CN107793497A

CN107793497A - The synthetic method of lactose beta cyclodextrin

Info

Publication number: CN107793497A
Application number: CN201711173433.7A
Authority: CN
Inventors: 丁毅力; 李紫元; 王丙云
Original assignee: Foshan University
Current assignee: Foshan University
Priority date: 2017-11-22
Filing date: 2017-11-22
Publication date: 2018-03-13

Abstract

本发明涉及β‑环糊精衍生物的合成方法，具体涉及乳糖‑β‑环糊精的合成方法。本发明的合成方法包括以下步骤：在氢化钠存在下，将化合物1和化合物2在DMF中反应，得到化合物3；将化合物3进行脱乙酰化反应，得到化合物4，即乳糖‑β‑环糊精。本发明的原料容易得到，合成步骤简单，产率高，为环糊精衍生物的合成提供了一种新思路。The invention relates to a synthesis method of β-cyclodextrin derivatives, in particular to a synthesis method of lactose-β-cyclodextrin. The synthesis method of the present invention comprises the following steps: in the presence of sodium hydride, compound 1 and compound 2 are reacted in DMF to obtain compound 3; compound 3 is subjected to deacetylation reaction to obtain compound 4, namely lactose-β-cyclodextrose Refined. The raw materials of the invention are easy to obtain, the synthesis steps are simple, and the yield is high, which provides a new idea for the synthesis of cyclodextrin derivatives.

Description

Synthetic method of lactose-β-cyclodextrin

技术领域technical field

本发明涉及β-环糊精衍生物的合成方法，具体涉及乳糖-β-环糊精的合成方法。The invention relates to a synthesis method of beta-cyclodextrin derivatives, in particular to a synthesis method of lactose-beta-cyclodextrin.

背景技术Background technique

人类干细胞癌症是世界上第五大常见癌症，每年造成约500000人死亡。乙型肝炎、丙型肝炎和黄曲霉毒素B1是肝癌的三大主要诱因。目前，手术切除是治疗肝癌的主要选择。虽然一些酪氨酸蛋白激酶的小分子抑制剂被批准可用于治疗晚期肝癌，但产生的疗效并不明显。Human stem cell cancer is the fifth most common cancer in the world, killing approximately 500,000 people each year. Hepatitis B, hepatitis C and aflatoxin B1 are the three main causes of liver cancer. Currently, surgical resection is the main option for the treatment of liver cancer. Although some small-molecule inhibitors of tyrosine-protein kinases have been approved for the treatment of advanced liver cancer, the curative effect is not obvious.

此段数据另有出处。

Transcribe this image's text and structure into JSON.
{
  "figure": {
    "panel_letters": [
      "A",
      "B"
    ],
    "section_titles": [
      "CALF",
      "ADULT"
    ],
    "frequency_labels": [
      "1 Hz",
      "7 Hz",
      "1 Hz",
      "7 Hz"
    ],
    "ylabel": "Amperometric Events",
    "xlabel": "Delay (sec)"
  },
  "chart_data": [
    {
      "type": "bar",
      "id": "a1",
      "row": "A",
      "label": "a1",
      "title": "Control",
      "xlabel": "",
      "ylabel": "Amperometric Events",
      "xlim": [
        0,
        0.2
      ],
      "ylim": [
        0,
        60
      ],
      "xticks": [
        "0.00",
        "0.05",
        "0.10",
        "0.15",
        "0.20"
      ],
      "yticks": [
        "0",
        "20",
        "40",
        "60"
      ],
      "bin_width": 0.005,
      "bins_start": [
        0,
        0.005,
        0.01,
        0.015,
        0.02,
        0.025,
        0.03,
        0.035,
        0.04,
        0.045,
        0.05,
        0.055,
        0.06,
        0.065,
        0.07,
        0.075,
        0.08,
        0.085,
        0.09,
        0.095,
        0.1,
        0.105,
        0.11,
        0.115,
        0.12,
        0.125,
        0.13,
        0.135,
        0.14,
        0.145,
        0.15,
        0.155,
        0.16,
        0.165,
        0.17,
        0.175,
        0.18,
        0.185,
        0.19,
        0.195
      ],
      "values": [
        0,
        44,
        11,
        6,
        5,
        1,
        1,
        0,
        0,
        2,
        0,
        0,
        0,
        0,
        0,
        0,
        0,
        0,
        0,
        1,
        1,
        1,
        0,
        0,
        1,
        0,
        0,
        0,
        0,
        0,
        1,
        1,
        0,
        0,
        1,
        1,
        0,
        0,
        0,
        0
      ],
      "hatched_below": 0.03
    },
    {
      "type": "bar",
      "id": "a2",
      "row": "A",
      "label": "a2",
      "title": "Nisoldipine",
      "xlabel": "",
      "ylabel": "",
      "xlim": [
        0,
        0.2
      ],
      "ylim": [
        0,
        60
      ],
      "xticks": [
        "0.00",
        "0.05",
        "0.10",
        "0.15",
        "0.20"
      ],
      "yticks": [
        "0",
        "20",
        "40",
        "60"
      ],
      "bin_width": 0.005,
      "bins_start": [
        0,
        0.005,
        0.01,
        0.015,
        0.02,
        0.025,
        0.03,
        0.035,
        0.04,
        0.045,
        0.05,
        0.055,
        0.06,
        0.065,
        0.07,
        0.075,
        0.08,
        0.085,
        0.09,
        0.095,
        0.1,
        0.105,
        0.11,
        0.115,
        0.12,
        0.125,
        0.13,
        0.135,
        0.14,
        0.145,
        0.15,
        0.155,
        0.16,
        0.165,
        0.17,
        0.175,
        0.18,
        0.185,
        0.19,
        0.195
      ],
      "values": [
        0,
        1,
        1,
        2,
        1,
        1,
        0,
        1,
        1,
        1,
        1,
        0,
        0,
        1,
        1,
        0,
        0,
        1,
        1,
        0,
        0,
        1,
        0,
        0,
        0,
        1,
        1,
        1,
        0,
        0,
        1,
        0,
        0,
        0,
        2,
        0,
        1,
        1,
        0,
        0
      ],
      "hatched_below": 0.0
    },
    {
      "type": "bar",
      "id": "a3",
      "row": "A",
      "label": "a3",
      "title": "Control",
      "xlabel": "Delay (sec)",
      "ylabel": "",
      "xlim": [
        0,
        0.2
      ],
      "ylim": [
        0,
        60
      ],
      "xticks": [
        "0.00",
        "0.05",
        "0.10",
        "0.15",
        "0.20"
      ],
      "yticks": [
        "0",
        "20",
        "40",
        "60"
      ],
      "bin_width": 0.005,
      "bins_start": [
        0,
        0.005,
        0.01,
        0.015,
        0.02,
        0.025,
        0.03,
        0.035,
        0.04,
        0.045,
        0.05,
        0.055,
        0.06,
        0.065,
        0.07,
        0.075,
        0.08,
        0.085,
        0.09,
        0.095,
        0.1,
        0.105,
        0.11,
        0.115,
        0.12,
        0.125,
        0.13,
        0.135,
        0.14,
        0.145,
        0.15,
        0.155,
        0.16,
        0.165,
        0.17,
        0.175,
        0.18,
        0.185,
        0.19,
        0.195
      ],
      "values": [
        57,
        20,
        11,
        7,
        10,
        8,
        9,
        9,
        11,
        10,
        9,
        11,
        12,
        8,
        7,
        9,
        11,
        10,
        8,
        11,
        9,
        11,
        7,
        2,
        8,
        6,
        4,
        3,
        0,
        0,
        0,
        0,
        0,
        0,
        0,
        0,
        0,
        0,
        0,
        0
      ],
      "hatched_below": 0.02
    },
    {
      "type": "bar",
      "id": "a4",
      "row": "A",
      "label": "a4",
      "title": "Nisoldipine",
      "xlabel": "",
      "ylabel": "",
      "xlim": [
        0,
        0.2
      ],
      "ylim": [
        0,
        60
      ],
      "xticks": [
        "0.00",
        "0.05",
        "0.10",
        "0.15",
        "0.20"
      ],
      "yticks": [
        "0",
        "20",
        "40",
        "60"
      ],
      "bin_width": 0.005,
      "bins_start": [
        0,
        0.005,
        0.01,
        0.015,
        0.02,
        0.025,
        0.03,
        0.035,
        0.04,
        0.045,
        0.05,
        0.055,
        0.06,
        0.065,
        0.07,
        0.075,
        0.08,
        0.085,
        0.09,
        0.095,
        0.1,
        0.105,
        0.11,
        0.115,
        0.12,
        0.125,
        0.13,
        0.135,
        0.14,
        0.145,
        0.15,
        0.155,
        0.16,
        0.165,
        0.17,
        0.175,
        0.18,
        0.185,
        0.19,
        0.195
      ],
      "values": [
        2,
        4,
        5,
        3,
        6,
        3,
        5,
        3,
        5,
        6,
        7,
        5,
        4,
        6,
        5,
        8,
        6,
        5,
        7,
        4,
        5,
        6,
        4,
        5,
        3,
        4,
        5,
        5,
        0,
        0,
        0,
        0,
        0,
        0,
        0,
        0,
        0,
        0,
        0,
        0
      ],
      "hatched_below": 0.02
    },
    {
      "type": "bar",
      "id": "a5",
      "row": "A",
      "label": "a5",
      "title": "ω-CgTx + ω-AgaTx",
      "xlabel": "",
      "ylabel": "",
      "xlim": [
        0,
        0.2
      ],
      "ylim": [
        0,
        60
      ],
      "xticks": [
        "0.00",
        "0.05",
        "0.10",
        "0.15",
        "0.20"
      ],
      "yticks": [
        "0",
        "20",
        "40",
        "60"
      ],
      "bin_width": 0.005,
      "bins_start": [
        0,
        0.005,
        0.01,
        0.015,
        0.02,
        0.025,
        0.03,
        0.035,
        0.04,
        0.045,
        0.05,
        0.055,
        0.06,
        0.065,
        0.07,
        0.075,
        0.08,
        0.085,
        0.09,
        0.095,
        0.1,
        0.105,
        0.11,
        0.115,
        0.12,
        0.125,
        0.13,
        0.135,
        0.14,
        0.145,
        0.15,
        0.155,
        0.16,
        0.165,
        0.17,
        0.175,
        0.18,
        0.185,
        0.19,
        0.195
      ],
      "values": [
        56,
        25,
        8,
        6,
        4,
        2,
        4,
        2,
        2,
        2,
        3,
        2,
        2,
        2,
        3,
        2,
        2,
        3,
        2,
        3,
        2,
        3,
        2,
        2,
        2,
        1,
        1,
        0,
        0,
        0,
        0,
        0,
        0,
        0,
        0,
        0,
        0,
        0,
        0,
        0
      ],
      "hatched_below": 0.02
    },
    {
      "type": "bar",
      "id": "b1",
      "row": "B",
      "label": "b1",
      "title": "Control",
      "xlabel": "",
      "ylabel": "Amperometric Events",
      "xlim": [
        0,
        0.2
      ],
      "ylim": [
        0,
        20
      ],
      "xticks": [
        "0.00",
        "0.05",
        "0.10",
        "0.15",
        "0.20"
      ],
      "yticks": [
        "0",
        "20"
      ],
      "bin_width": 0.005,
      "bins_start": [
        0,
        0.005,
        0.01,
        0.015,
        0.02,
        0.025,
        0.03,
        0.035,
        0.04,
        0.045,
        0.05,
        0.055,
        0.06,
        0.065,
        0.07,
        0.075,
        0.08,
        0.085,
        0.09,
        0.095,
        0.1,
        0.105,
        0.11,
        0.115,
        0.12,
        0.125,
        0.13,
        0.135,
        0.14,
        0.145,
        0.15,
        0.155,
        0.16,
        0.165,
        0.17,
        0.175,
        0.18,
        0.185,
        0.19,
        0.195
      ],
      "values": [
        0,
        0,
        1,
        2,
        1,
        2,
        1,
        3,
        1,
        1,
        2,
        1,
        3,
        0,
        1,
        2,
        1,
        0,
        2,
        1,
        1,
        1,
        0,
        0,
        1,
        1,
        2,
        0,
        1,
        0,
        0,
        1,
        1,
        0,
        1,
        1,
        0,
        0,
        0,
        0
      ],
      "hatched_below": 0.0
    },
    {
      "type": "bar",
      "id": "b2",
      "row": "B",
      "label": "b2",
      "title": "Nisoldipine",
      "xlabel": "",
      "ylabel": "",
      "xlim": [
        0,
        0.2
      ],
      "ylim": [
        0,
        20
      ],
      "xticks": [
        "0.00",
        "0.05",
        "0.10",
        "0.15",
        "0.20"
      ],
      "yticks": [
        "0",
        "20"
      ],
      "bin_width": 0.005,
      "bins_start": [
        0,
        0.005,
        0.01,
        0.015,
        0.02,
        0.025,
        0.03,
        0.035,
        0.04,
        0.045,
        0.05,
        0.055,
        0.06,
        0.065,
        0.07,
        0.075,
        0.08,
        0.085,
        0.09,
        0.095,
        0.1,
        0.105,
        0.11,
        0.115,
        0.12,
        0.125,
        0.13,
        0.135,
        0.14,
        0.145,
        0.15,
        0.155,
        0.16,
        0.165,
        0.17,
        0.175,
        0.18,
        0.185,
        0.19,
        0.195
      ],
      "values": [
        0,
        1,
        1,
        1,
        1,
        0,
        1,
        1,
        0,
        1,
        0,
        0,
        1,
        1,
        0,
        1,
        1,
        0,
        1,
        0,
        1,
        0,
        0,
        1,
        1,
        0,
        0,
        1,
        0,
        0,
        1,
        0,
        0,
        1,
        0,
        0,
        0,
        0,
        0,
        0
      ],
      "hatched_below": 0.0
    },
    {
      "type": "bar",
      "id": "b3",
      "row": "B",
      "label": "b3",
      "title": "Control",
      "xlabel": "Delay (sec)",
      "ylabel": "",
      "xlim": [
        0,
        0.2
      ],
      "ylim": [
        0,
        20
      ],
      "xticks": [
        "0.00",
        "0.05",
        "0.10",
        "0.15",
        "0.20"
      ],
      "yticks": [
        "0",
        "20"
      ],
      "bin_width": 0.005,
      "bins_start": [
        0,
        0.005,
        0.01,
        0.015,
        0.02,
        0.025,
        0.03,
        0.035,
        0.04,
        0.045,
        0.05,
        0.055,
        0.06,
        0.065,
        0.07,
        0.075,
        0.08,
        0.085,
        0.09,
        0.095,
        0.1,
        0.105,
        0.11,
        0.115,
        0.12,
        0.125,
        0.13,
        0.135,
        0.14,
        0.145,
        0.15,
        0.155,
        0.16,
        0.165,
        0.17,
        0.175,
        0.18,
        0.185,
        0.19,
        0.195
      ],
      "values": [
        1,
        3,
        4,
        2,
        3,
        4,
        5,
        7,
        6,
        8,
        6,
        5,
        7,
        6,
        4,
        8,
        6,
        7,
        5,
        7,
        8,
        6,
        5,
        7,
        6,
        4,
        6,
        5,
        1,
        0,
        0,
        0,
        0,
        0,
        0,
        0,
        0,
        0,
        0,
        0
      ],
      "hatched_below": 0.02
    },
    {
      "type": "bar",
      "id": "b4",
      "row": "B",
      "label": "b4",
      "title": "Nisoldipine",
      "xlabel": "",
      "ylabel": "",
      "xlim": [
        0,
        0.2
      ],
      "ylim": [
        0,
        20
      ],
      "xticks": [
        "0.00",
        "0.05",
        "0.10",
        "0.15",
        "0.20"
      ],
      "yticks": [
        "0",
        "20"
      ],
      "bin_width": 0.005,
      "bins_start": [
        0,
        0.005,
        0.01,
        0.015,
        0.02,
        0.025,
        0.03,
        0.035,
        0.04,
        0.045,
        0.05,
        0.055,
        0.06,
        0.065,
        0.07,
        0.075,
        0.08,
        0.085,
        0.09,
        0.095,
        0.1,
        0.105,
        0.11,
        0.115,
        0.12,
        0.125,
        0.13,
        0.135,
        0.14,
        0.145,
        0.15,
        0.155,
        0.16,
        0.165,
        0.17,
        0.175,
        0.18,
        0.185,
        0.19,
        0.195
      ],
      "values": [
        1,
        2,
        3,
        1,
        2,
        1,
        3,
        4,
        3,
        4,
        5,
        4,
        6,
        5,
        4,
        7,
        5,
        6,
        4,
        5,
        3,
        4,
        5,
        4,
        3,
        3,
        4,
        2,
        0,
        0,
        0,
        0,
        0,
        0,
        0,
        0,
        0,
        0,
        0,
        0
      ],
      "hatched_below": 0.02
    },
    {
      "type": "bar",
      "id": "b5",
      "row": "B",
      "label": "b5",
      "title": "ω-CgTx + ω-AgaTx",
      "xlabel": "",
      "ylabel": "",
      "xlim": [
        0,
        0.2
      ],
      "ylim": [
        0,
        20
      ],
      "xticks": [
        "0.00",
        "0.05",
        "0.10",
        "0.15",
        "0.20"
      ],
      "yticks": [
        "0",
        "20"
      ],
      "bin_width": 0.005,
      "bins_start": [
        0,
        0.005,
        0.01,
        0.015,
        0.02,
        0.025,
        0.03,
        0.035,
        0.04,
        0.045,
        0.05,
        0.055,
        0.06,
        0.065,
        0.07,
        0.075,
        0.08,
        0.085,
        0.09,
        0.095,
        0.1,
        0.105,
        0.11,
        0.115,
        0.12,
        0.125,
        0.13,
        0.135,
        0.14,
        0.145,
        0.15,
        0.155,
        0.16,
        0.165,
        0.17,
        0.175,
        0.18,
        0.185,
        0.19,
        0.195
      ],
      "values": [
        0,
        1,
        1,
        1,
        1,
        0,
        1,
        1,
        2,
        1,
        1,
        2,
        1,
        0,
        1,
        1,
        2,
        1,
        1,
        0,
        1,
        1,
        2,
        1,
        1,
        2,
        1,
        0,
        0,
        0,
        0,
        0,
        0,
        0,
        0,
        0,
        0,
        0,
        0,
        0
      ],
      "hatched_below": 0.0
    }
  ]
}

在细胞膜表面，糖是已知的能参与许多重要的生物识别现象的生物分子。D-半乳糖与肝细胞中存在的凝集素有很高的亲和力，因此半乳糖或乳糖结合药物载体有望将肝脏药物包括肝癌药物携带进入肝癌细胞内。唾液酸糖蛋白受体(ASGPR)是一种半乳糖受体，只在肝脏中表达而不在其他人体组织中表达。因此，半乳糖在肝脏中介导释放抗癌药会增加肝癌药物的疗效。On the surface of cell membranes, sugars are known biomolecules that participate in many important biorecognition phenomena. D-galactose has a high affinity with the lectins present in liver cells, so galactose or lactose combined with drug carriers is expected to carry liver drugs, including liver cancer drugs, into liver cancer cells. The sialoglycoprotein receptor (ASGPR) is a galactose receptor expressed only in the liver and not in other human tissues. Therefore, galactose-mediated release of anticancer drugs in the liver would increase the efficacy of liver cancer drugs.

环糊精是直链淀粉在由芽孢杆菌产生的环糊精葡萄糖基转移酶作用下生成的一系列环状低聚糖的总称，通常含有6-12个D-吡喃葡萄糖单元。其中研究得较多并且具有重要实际意义的是含有6、7、8个葡萄糖单元的分子，分别称为α-、β-和γ-环糊精。构成环糊精分子的每个D(+)-吡喃葡萄糖都是椅式构象，各葡萄糖单元均以1，4-糖苷键结合成环。由于连接葡萄糖单元的糖苷键不能自由旋转，环糊精不是圆筒状分子而是略呈锥形的圆环，该立体结构使得环糊精具有携带药物分子进入腔的能力。Cyclodextrin is a general term for a series of cyclic oligosaccharides produced by amylose under the action of cyclodextrin glucosyltransferase produced by Bacillus, usually containing 6-12 D-glucopyranose units. Among them, molecules containing 6, 7, and 8 glucose units, which are studied more and have important practical significance, are called α-, β-, and γ-cyclodextrins, respectively. Each D(+)-glucopyranose that constitutes a cyclodextrin molecule is in a chair conformation, and each glucose unit is combined with a 1,4-glycosidic bond to form a ring. Since the glycosidic bonds connecting glucose units cannot rotate freely, cyclodextrin is not a cylindrical molecule but a slightly conical ring. This three-dimensional structure enables cyclodextrin to have the ability to carry drug molecules into the cavity.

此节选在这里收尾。